In this situation, understanding the expanse of one million helps students begin to comprehend the vastness of six to 12 million, the estimated number of people killed during the Holocaust. When students have a nascent, sobering understanding of the horrific scale of this genocide, they approach our study of Anne’s diary with more care, solemnity, and empathy. I emphasize the privilege and duty we have to explore one small part of one life. In doing so we begin to understand the immeasurable loss and, hopefully, do what we can to ensure something like this never happens again.

 

Visualizing One Million Activity: The Steps (approximately 50 minutes)

  • Take the class outside and find a place where they can form a long straight line.
  • Hold a quick foot race to determine the fastest runner in the class. This student will do some more sprinting in a moment.
  • Ask 10 students to line up in a straight line shoulder-to-shoulder, facing the rest of the group.
  • Ask another student to represent 20 and have the rest of the class position him or her along the straight line, approximating where 20 people would end.
  • Do the same for 50 and 100. The student representing 100 should be about 50 meters away from the start of the line. (I’ve measured this out. Two students, standing shoulder to shoulder, fit within a metre.)
  • Next, ask the fastest student to sprint to the 100 position and back, as fast as he or she can. Have the other students time the sprinter’s progress and observe.

  • Explain that the sprinter has just passed two hundred people. To pass 1000 people, he or she would have to complete that same run five times.
  • Now, handout the first page of Visualizing One Million Handout and have students work out the answers with a partner. You will want to change the destinations to fit your locale.

HINT: I use Wolfram Alpha to get screenshots of the relevant maps.

HINT: Work out the answers to number 3 and 4 ahead of time so you can guide the students toward more accurate estimates. (The average human can sprint at about 15 meters per second, and one million students would form a straight line of about 500 kilometers.)

  • After we have worked out our answers to on page one, I hand out page two which brings in the numbers of the Holocaust. I ask the students to then draw a line that would estimate six million people standing shoulder to shoulder…and then 12.
  • We compare drawings, and then I give the students a short lecture about the Holocaust and in this case, Anne Frank’s diary. I simply try to speak from the heart and emphasize the privilege we have to take one small glimpse into the lives of a few of the people engulfed in this tragedy.
  • I then ask students to write a reflection to gauge their reactions to the activities and assess their pre-knowledge of the topic. I don’t grade these reflections, of course. I simply read them and return them.

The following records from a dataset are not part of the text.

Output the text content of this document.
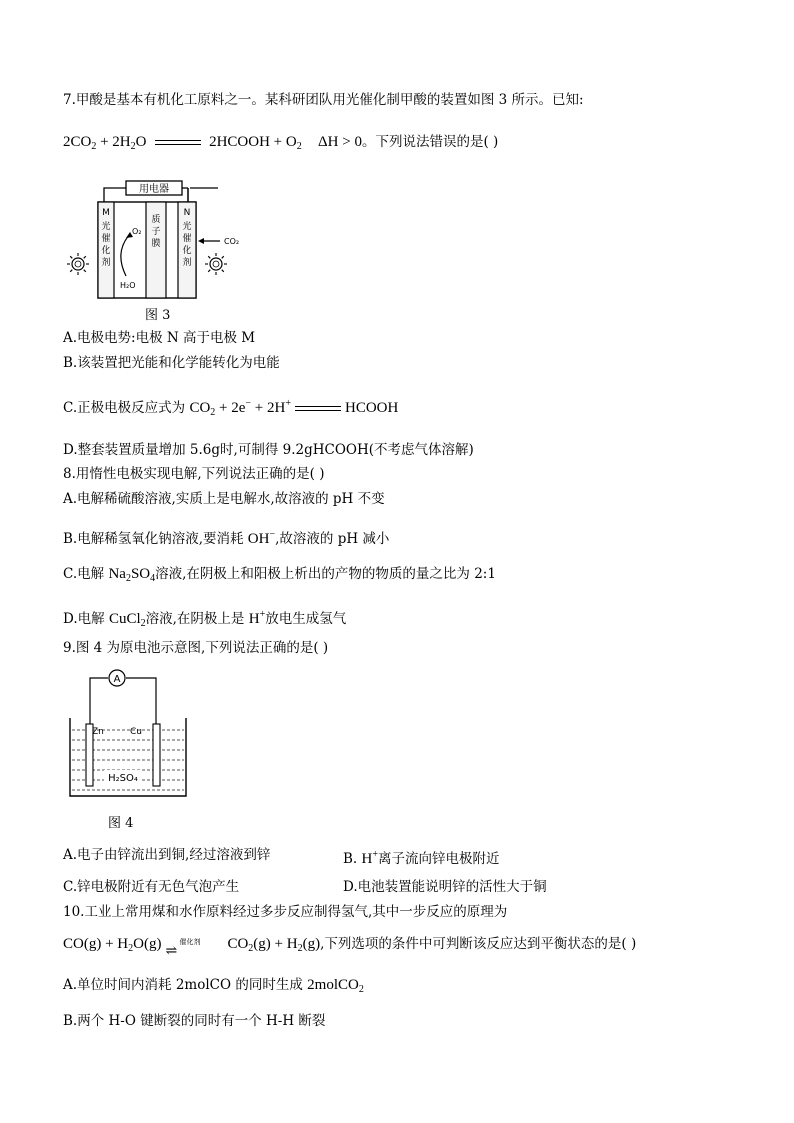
7.甲酸是基本有机化工原料之一。某科研团队用光催化制甲酸的装置如图 3 所示。已知:
$2CO_2 + 2H_2O$	2HCOOH + $O_2$ ΔH > 0。下列说法错误的是( )
用电器
M
光
催
化
剂
质
子
膜
N
光
催
化
剂
O₂
H₂O
CO₂
图 3
A.电极电势:电极 N 高于电极 M
B.该装置把光能和化学能转化为电能
C.正极电极反应式为 $CO_2 + 2e^- + 2H^+$	HCOOH
D.整套装置质量增加 5.6g时,可制得 9.2gHCOOH(不考虑气体溶解)
8.用惰性电极实现电解,下列说法正确的是( )
A.电解稀硫酸溶液,实质上是电解水,故溶液的 pH 不变
B.电解稀氢氧化钠溶液,要消耗 OH−,故溶液的 pH 减小
C.电解 $Na_2SO_4$溶液,在阴极上和阳极上析出的产物的物质的量之比为 2:1
D.电解 CuCl$_2$溶液,在阴极上是 H+放电生成氢气
9.图 4 为原电池示意图,下列说法正确的是( )
A
Zn	Cu
H₂SO₄
图 4
A.电子由锌流出到铜,经过溶液到锌	B. H+离子流向锌电极附近
C.锌电极附近有无色气泡产生	D.电池装置能说明锌的活性大于铜
10.工业上常用煤和水作原料经过多步反应制得氢气,其中一步反应的原理为
$CO(g) + H_2O(g)$	催化剂
⇌	$CO_2(g) + H_2(g)$,下列选项的条件中可判断该反应达到平衡状态的是( )
A.单位时间内消耗 2molCO 的同时生成 2molCO$_2$
B.两个 H-O 键断裂的同时有一个 H-H 断裂
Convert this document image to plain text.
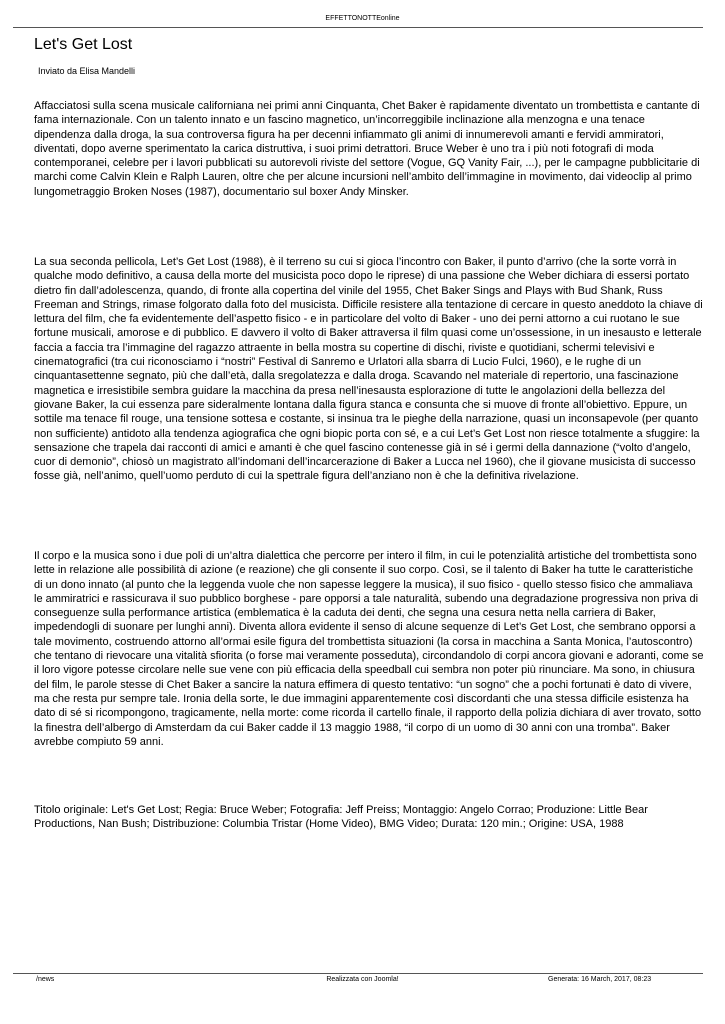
EFFETTONOTTEonline
Let's Get Lost
Inviato da Elisa Mandelli

Affacciatosi sulla scena musicale californiana nei primi anni Cinquanta, Chet Baker è rapidamente diventato un trombettista e cantante di fama internazionale. Con un talento innato e un fascino magnetico, un’incorreggibile inclinazione alla menzogna e una tenace dipendenza dalla droga, la sua controversa figura ha per decenni infiammato gli animi di innumerevoli amanti e fervidi ammiratori, diventati, dopo averne sperimentato la carica distruttiva, i suoi primi detrattori. Bruce Weber è uno tra i più noti fotografi di moda contemporanei, celebre per i lavori pubblicati su autorevoli riviste del settore (Vogue, GQ Vanity Fair, ...), per le campagne pubblicitarie di marchi come Calvin Klein e Ralph Lauren, oltre che per alcune incursioni nell’ambito dell’immagine in movimento, dai videoclip al primo lungometraggio Broken Noses (1987), documentario sul boxer Andy Minsker.

La sua seconda pellicola, Let’s Get Lost (1988), è il terreno su cui si gioca l’incontro con Baker, il punto d’arrivo (che la sorte vorrà in qualche modo definitivo, a causa della morte del musicista poco dopo le riprese) di una passione che Weber dichiara di essersi portato dietro fin dall’adolescenza, quando, di fronte alla copertina del vinile del 1955, Chet Baker Sings and Plays with Bud Shank, Russ Freeman and Strings, rimase folgorato dalla foto del musicista. Difficile resistere alla tentazione di cercare in questo aneddoto la chiave di lettura del film, che fa evidentemente dell’aspetto fisico - e in particolare del volto di Baker - uno dei perni attorno a cui ruotano le sue fortune musicali, amorose e di pubblico. E davvero il volto di Baker attraversa il film quasi come un’ossessione, in un inesausto e letterale faccia a faccia tra l’immagine del ragazzo attraente in bella mostra su copertine di dischi, riviste e quotidiani, schermi televisivi e cinematografici (tra cui riconosciamo i “nostri” Festival di Sanremo e Urlatori alla sbarra di Lucio Fulci, 1960), e le rughe di un cinquantasettenne segnato, più che dall’età, dalla sregolatezza e dalla droga. Scavando nel materiale di repertorio, una fascinazione magnetica e irresistibile sembra guidare la macchina da presa nell’inesausta esplorazione di tutte le angolazioni della bellezza del giovane Baker, la cui essenza pare sideralmente lontana dalla figura stanca e consunta che si muove di fronte all’obiettivo. Eppure, un sottile ma tenace fil rouge, una tensione sottesa e costante, si insinua tra le pieghe della narrazione, quasi un inconsapevole (per quanto non sufficiente) antidoto alla tendenza agiografica che ogni biopic porta con sé, e a cui Let’s Get Lost non riesce totalmente a sfuggire: la sensazione che trapela dai racconti di amici e amanti è che quel fascino contenesse già in sé i germi della dannazione (“volto d’angelo, cuor di demonio”, chiosò un magistrato all’indomani dell’incarcerazione di Baker a Lucca nel 1960), che il giovane musicista di successo fosse già, nell’animo, quell’uomo perduto di cui la spettrale figura dell’anziano non è che la definitiva rivelazione.

Il corpo e la musica sono i due poli di un’altra dialettica che percorre per intero il film, in cui le potenzialità artistiche del trombettista sono lette in relazione alle possibilità di azione (e reazione) che gli consente il suo corpo. Così, se il talento di Baker ha tutte le caratteristiche di un dono innato (al punto che la leggenda vuole che non sapesse leggere la musica), il suo fisico - quello stesso fisico che ammaliava le ammiratrici e rassicurava il suo pubblico borghese - pare opporsi a tale naturalità, subendo una degradazione progressiva non priva di conseguenze sulla performance artistica (emblematica è la caduta dei denti, che segna una cesura netta nella carriera di Baker, impedendogli di suonare per lunghi anni). Diventa allora evidente il senso di alcune sequenze di Let’s Get Lost, che sembrano opporsi a tale movimento, costruendo attorno all’ormai esile figura del trombettista situazioni (la corsa in macchina a Santa Monica, l’autoscontro) che tentano di rievocare una vitalità sfiorita (o forse mai veramente posseduta), circondandolo di corpi ancora giovani e adoranti, come se il loro vigore potesse circolare nelle sue vene con più efficacia della speedball cui sembra non poter più rinunciare. Ma sono, in chiusura del film, le parole stesse di Chet Baker a sancire la natura effimera di questo tentativo: “un sogno” che a pochi fortunati è dato di vivere, ma che resta pur sempre tale. Ironia della sorte, le due immagini apparentemente così discordanti che una stessa difficile esistenza ha dato di sé si ricompongono, tragicamente, nella morte: come ricorda il cartello finale, il rapporto della polizia dichiara di aver trovato, sotto la finestra dell’albergo di Amsterdam da cui Baker cadde il 13 maggio 1988, “il corpo di un uomo di 30 anni con una tromba”. Baker avrebbe compiuto 59 anni.

Titolo originale: Let's Get Lost; Regia: Bruce Weber; Fotografia: Jeff Preiss; Montaggio: Angelo Corrao; Produzione: Little Bear Productions, Nan Bush; Distribuzione: Columbia Tristar (Home Video), BMG Video; Durata: 120 min.; Origine: USA, 1988

/news	Realizzata con Joomla!	Generata: 16 March, 2017, 08:23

Taking the time to help students visualize the scale of these numbers engenders more empathy. A number like one million is impossible to measure and understand without such steps, but once students grasp the immensity, they begin to understand why the Holocaust is a touchstone in their education, a moment in history which casts such a long shadow. I seldom hear, “I’m bored” or “What does this have to do with my life?” while we study The Diary of Anne Frank. Instead, most students feel obligated to stop and intimately examine an individual life, to honor the precious value of one.